O melhor exemplo de como este cardápio parece sedutor foi o modo como o próprio atual presidente do Conselho, Charles Michel, tentou abandonar o cargo em janeiro passado para ser eleito eurodeputado – 1 em 720.

Costa, o nosso candidato e deles também. Após uma cimeira da NATO em Bruxelas, em 2022, Joe Biden troçava de Michel, parabenizando-o pela reeleição para um cargo para o qual não havia oposição. António Costa, parece ir pelo mesmo caminho. Os poucos nomes disponíveis do lado dos socialistas europeus parecem não se encaixar: Enrico Letta (pouca experiência como primeiro-ministro), Frans Timmermans (derrota eleitoral recente e nunca foi primeiro-ministro), Mario Draghi (sem filiação partidária), Mette Frederiksen (jovem e demasiadamente assertiva em questões migratórias), Pedro Sanchéz (jovem, com ambições e vindo de um escândalo) e Sanna Marin (muito jovem e disruptiva). As suspeitas em torno de Costa também não parecem ter feito mossa suficiente em Bruxelas. Continua a granjear da admiração dos seus pares, em particular do chanceler alemão, por conta dos seus famigerados talentos pessoais – dialogante, bom negociador, com flexibilidade ideológica e na reta final da sua carreira política ativa. Além disso, não seria o primeiro político a assumir um lugar de topo em Bruxelas mesmo com suspeitas a pairar sobre si. Jean-Claude Juncker e Ursula von der Leyen foram eleitos presidentes da Comissão após suspeitas várias nos seus países.

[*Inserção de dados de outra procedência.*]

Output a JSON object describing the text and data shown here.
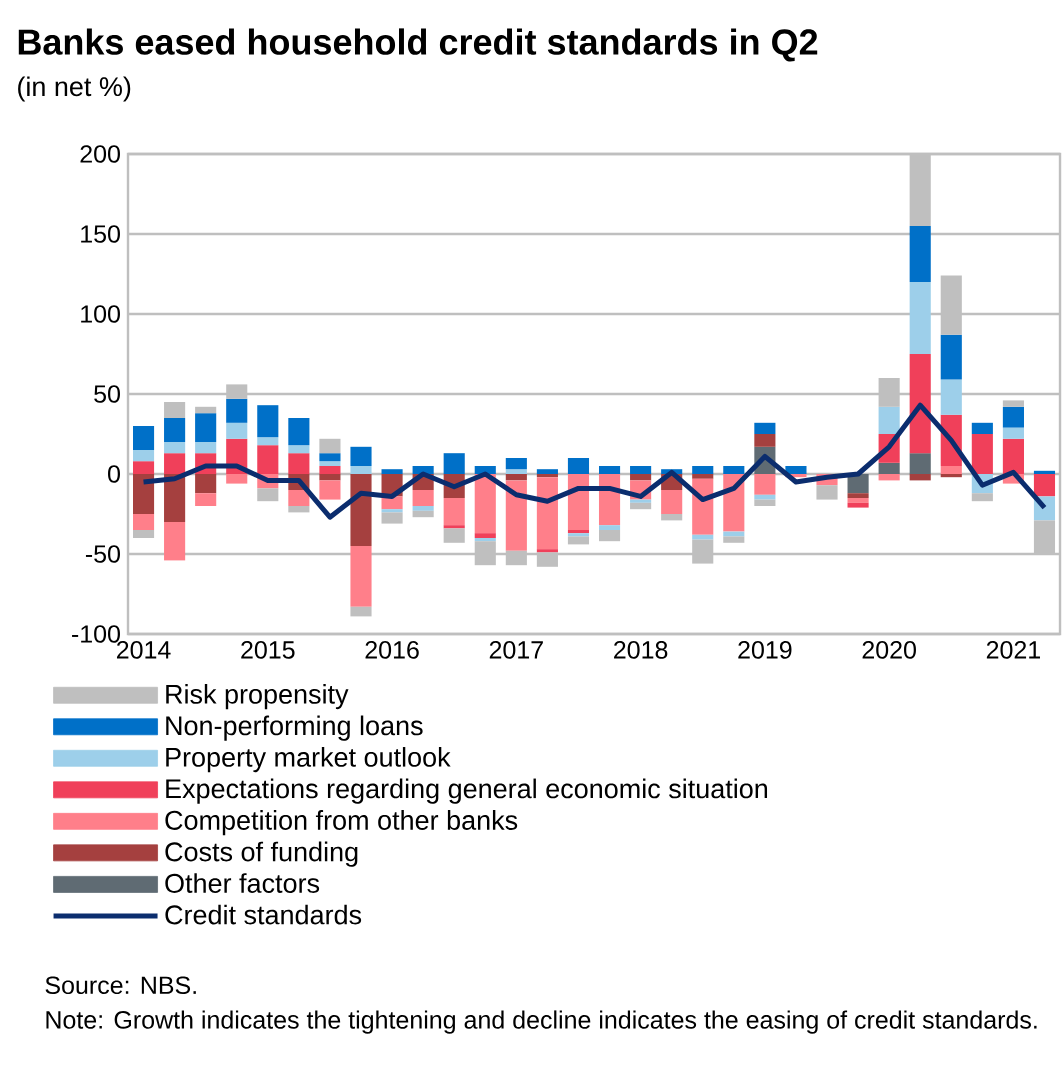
{
  "chart_data": {
    "type": "bar",
    "stacked": true,
    "title": "Banks eased household credit standards in Q2",
    "subtitle": "(in net %)",
    "categories": [
      "2014",
      null,
      null,
      null,
      "2015",
      null,
      null,
      null,
      "2016",
      null,
      null,
      null,
      "2017",
      null,
      null,
      null,
      "2018",
      null,
      null,
      null,
      "2019",
      null,
      null,
      null,
      "2020",
      null,
      null,
      null,
      "2021",
      null
    ],
    "ylim": [
      -100,
      200
    ],
    "yticks": [
      -100,
      -50,
      0,
      50,
      100,
      150,
      200
    ],
    "grid": "y",
    "legend": "bottom",
    "series": [
      {
        "name": "Other factors",
        "color": "#5f6b73",
        "values": [
          null,
          null,
          null,
          null,
          null,
          null,
          null,
          null,
          null,
          null,
          null,
          null,
          null,
          null,
          null,
          null,
          null,
          null,
          null,
          null,
          17,
          null,
          null,
          -12,
          7,
          13,
          null,
          null,
          null,
          null
        ]
      },
      {
        "name": "Costs of funding",
        "color": "#a5403f",
        "values": [
          -25,
          -30,
          -12,
          null,
          null,
          -10,
          -4,
          -45,
          -14,
          -10,
          -15,
          null,
          -4,
          -2,
          null,
          null,
          -4,
          -10,
          -3,
          null,
          8,
          null,
          null,
          -3,
          null,
          -4,
          -2,
          null,
          null,
          null
        ]
      },
      {
        "name": "Competition from other banks",
        "color": "#ff7f8a",
        "values": [
          -10,
          -24,
          -8,
          -6,
          -9,
          -10,
          -12,
          -38,
          -8,
          -10,
          -17,
          -37,
          -44,
          -45,
          -35,
          -32,
          -12,
          -15,
          -35,
          -36,
          -13,
          -2,
          -7,
          -3,
          -4,
          null,
          5,
          null,
          -6,
          null
        ]
      },
      {
        "name": "Expectations regarding general economic situation",
        "color": "#f0405a",
        "values": [
          8,
          13,
          13,
          22,
          18,
          13,
          5,
          null,
          null,
          null,
          -2,
          -3,
          null,
          -2,
          -2,
          null,
          null,
          null,
          null,
          null,
          null,
          null,
          null,
          -3,
          18,
          62,
          32,
          25,
          22,
          -14
        ]
      },
      {
        "name": "Property market outlook",
        "color": "#9dcfea",
        "values": [
          7,
          7,
          7,
          10,
          5,
          5,
          3,
          5,
          -2,
          -3,
          null,
          -2,
          3,
          null,
          -2,
          -3,
          -2,
          null,
          -3,
          -3,
          -3,
          null,
          null,
          null,
          17,
          45,
          22,
          -12,
          7,
          -15
        ]
      },
      {
        "name": "Non-performing loans",
        "color": "#0070c8",
        "values": [
          15,
          15,
          18,
          15,
          20,
          17,
          5,
          12,
          3,
          5,
          13,
          5,
          7,
          3,
          10,
          5,
          5,
          3,
          5,
          5,
          7,
          5,
          null,
          null,
          null,
          35,
          28,
          7,
          13,
          2
        ]
      },
      {
        "name": "Risk propensity",
        "color": "#bfbfbf",
        "values": [
          -5,
          10,
          4,
          9,
          -8,
          -4,
          9,
          -6,
          -7,
          -4,
          -9,
          -15,
          -9,
          -9,
          -5,
          -7,
          -4,
          -4,
          -15,
          -4,
          -4,
          null,
          -9,
          null,
          18,
          45,
          37,
          -5,
          4,
          -21
        ]
      },
      {
        "name": "Credit standards",
        "type": "line",
        "color": "#0b2d6e",
        "marker": "none",
        "line_style": "solid",
        "values": [
          -5,
          -3,
          5,
          5,
          -4,
          -4,
          -27,
          -12,
          -14,
          0,
          -8,
          0,
          -13,
          -17,
          -9,
          -9,
          -14,
          1,
          -16,
          -9,
          11,
          -5,
          -2,
          0,
          17,
          43,
          21,
          -7,
          1,
          -21
        ]
      }
    ],
    "annotations": [
      "Source: NBS.",
      "Note: Growth indicates the tightening and decline indicates the easing of credit standards."
    ]
  }
}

As próprias intenções dos socialistas europeus para esta legislatura parecem à medida de Costa. Com o muito provável arrecadar do segundo lugar nas europeias, os socialistas, após dois mandatos consecutivos com o Alto Representante, deverão querer, pela primeira vez, a presidência do Conselho. Vêem-na como uma forma de combater mais assertivamente o crescimento das políticas da direita radical e eurocética no Conselho da UE, no PE e na Comissão.

Diz-se que quem entra papa sai cardeal, mas nós não perdemos um primeiro-ministro com maioria absoluta para não nos podermos vangloriar da sua existência internacional. É preciso mostrar como Costa condensa o melhor de nós: é alguém que tanto freta um Falcon 50 da Força Aérea para ver a final da Liga Europa com Viktor Orbán, como se senta com Macron no Palácio do Eliseu para criar alianças contra a extrema-direita. Independentemente da (falta de) razão do Ministério Público, da (falta de) estabilidade governativa do país ou da (ir)relevância do cargo, o que importa é sonho. E o sonho, como diz o poema de Gedeão, esse comanda a vida.